Love in the Time of Cholera by Gabriel Garcia Marquez

When I was 15, a friend of mine at the time suggested I read Love in the Time of Cholera, an ambitious suggestion for a teenager, yet the recommendation always stuck with me. Fast forward a decade, and it was the only book that fit perfectly in my clutch that I was taking with me on my solo-reading trip to Copenhagen. Okay, not the ONLY book that fit, but it moved to the top of my list AND fit, so I paused what I was currently reading (OMG, in the middle of six right now) and committed. 

RAH, the feels of this book are stuck in my throat. It follows the story of two lovers, Florentino and Fermina, over the course of their lives while weaving in and out of relationships with others after being separated as youth romantics; Fermina in an arranged marriage to a wealthy doctor, and Florentino, with miscellaneous and passionate yet unfulfilling affairs. There are love letters galore, sightings from a distance, and tragic/dramatic characters destined to separate the fate that is Fermina and Florentino- but painted in such a brilliant and sweet light. 

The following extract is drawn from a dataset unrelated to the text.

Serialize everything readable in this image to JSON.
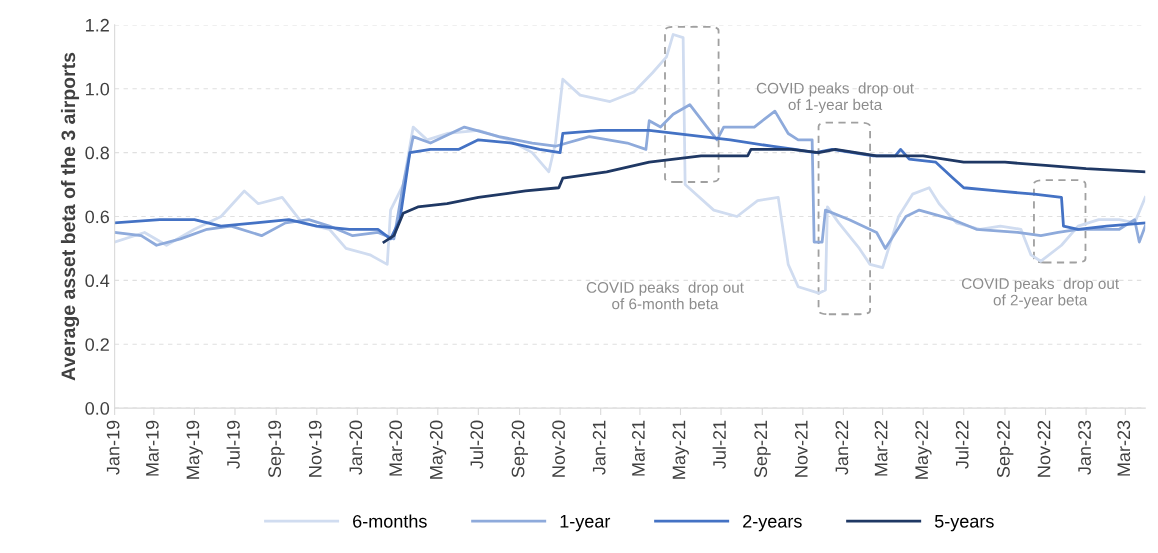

If you follow along my blog, or know me in real life, you have come to hear of my strong love for Fates and Furies by Laura Groff. While the two books are very different, they fit into this messy little narrative of relationships that are very intimate and complex, both the perfect mix of fate, complications, beauty, and passion. Love in the Time of Cholera specifically though, has multiple points of view that expose the reader to personal and public truths, making for a fascinating and heartbreaking/heartwarming (depending on how you look at it) story.   


“He allowed himself to be swayed by his conviction that human beings are not born once and for all on the day their mothers give birth to them, but that life obliges them over and over again to give birth to themselves.” 
― Gabriel Garcí­a MárquezLove in the Time of Cholera


I read this book so fast, it almost feels engrained in me, but also a little forgotten because it was so condensed on the scale of time. I spent my entire trip in Copenhagen with it, stuffed in my coat, at incredibly fancy restaurants needing no companion besides the characters of the story, that by the time I returned home, I couldn't tell if the book was so fantastic because I read it on an amazing trip, or if my travels were so perfect because I was reading such a wonderful book. By the time I was boarding my return flight, the front cover had ripped off, and the back was on its last stretch- the perfect sign of such a loved possession. I know it goes against the purpose of a 'favorite' by having 10, but this is well within that list. I quickly bought a copy for a friend that I thought would love it, and if I knew more people that would have the intent of quickly swallowing it, I would buy 100 more. If there is a single book to trust me on as far as lovers go, this one would be it.